Amélie du Chalard
At her eponymous galleries in Paris and New York, the former investment banker is replacing the art world’s austerity with affability and redefining what it means to collect art.
“I grew up surrounded by the mess of art,” Amélie du Chalard says from her gallery near Saint-Germain-des-Prés on a bright morning during Paris Design Week. “My mother is an artist and my father is a lawyer, so I grew up with both types of energies – creative and rigorous.” She ultimately followed her passion for finance into investment banking, a field she worked in for seven years in France.
Given this foundation, her entrée into the art world was unexpected. However, the non-traditional model upon which she founded her Paris gallery in 2015 – originally called Amélie, Maison d’Art – was directly inspired by her observations while working in finance within the luxury retail sector, particularly the strong emphasis on the client experience and the emergence of ‘affordable luxury’.
“The companies I worked with were obsessed with the client experience,” she says. “The second thing I observed was that in the retail market, there were formally two worlds – Chanel and Zara, with little in between. Now, we call that space affordable luxury.”
With her galleries, du Chalard has reinterpreted these notions for the art sector, creating spaces with the same integrity as their blue-chip counterparts – minus the austerity and air of unattainability.
At the Paris gallery, which also serves as the company’s headquarters, sunlight fills the lofty rooms and floor-to-ceiling windows face a leafy central courtyard. Du Chalard walks through the current exhibition – a retrospective of the late Edward Baran’s work – speaking passionately about his exploration of texture through paper and thread. This haptic effect is an ongoing interest for du Chalard, and it emerges as a subtle yet notable through-line in the gallery’s growing roster of artists.
The historic building that houses the gallery – said to have once been the home of French philosopher and writer Albert Camus – has the presence and exactitude of a white cube, but it is homely and inviting. Open by appointment, there is the distinct sense that clients are encouraged to meander and linger in the residential-leaning space.
This concept is intentional yet du Chalard admits she wasn’t its pioneer, referencing Peggy Guggenheim, who opened her home in Venice and shared her collection with the public for three decades until her death in 1979. She also cites the French art dealer Paul Rosenberg, whose Paris home served as a gallery and gathering place for the likes of Henri Matisse, Pablo Picasso and their contemporaries.
“The main dealers of the 20th century were welcoming artists and collectors into their homes, so there is precedence for it,” she says. “The idea for my gallery was to make it more welcoming and warmer, but also to try to re-create these types of relationships between the artists and their collectors.”

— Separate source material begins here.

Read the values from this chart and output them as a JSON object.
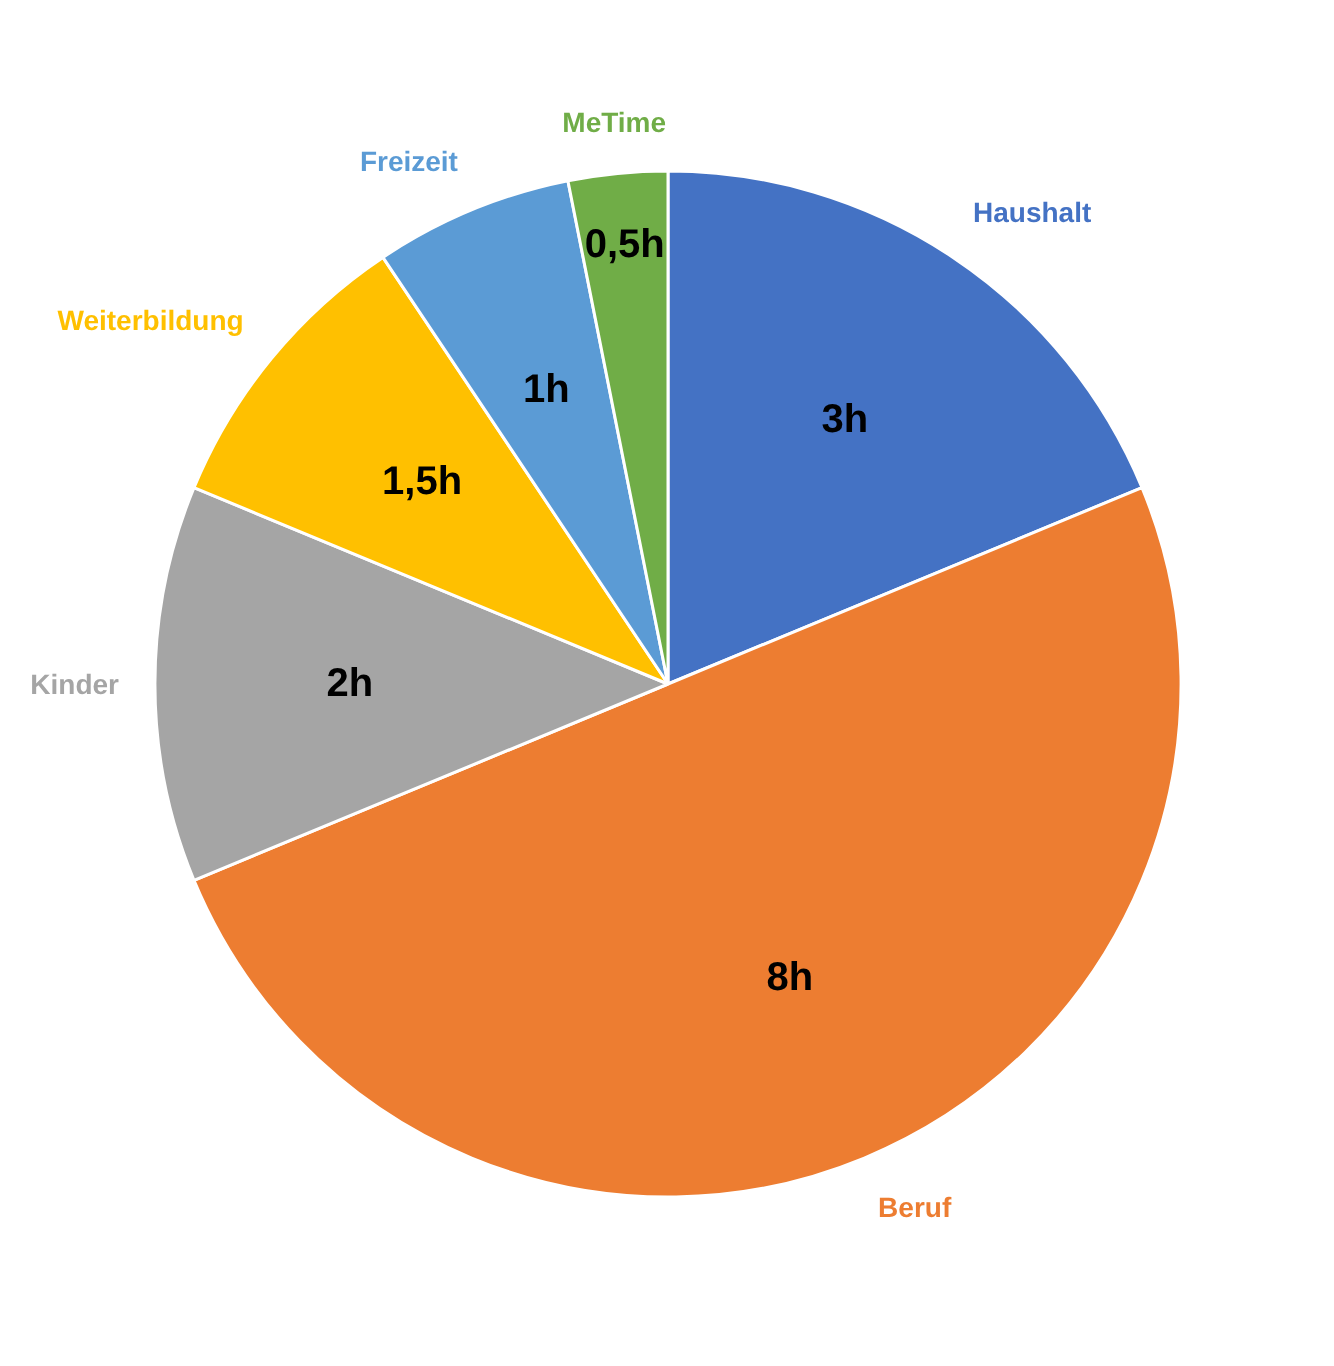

Du Chalard’s other spaces are an extension of this idea. The original gallery in Paris’s 9th arrondissement now serves as a studio where she hosts artists-in-residence from around the world. She also owns a collection of private homes – two in Paris and a third in the south of France – where she invites collaborators, collectors and friends when they’re in town, often changing the art depending on her guest’s individual tastes.
In 2024, buoyed by a growing international presence and interest from American collectors, du Chalard expanded to the United States. “There is one city where it felt relevant to open and try to offer this experience, and it was New York,” she says. “It’s really the premier market in the world, so to promote artists there is a very good thing, and welcoming people into the gallery is important.”
The decision to open in Soho instead of Chelsea – the city’s pre-eminent art district and home to the likes of Hauser & Wirth and David Zwirner – speaks closely to du Chalard’s intention for a gallery that invites interaction rather than dissuades it. The location alone has helped to position the gallery as a place for not only collectors and those in the know, but also for the art-curious, first-time buyers and passers-by.
This savvy approach has served du Chalard well, as has her impeccable taste and exceptional eye for talent. The gallery represents about 100 emerging and established artists working across various mediums – from sculpture and ceramics to photography and painting. Du Chalard’s interest in texture and material comes strongly to the fore and she describes the growing collection as leaning abstract with some figurative work, culminating in a roster that is surprising and diverse yet stylistically cohesive.
Between Paris and New York, the galleries present a new exhibition every month. Its ongoing ‘Assemblage’ series sees du Chalard collaborate with designers – most recently Kelly Behun – and there are offsite exhibitions, too, including one at The 1818 Collective in Sag Harbour last year.
Du Chalard also offers artistic curation for architects, interior designers, hotels and luxury brands, and has overseen the art program for The Ritz-Carlton in Singapore and La Réserve in Florence. And although France and the United States are her dual bases for now – she lives in Paris with her husband and three children and spends one week a month in New York – she hints at further expansion to the West Coast of the US and into Asia.
Despite the art world’s notoriously strict confines and steep barriers to entry, du Chalard has certainly found her stride, and it’s easy to see why. Her paradigm for the gallery experience – where the proverbial door is open, artistic integrity is high and hospitality plays a defining role – is infinitely appealing.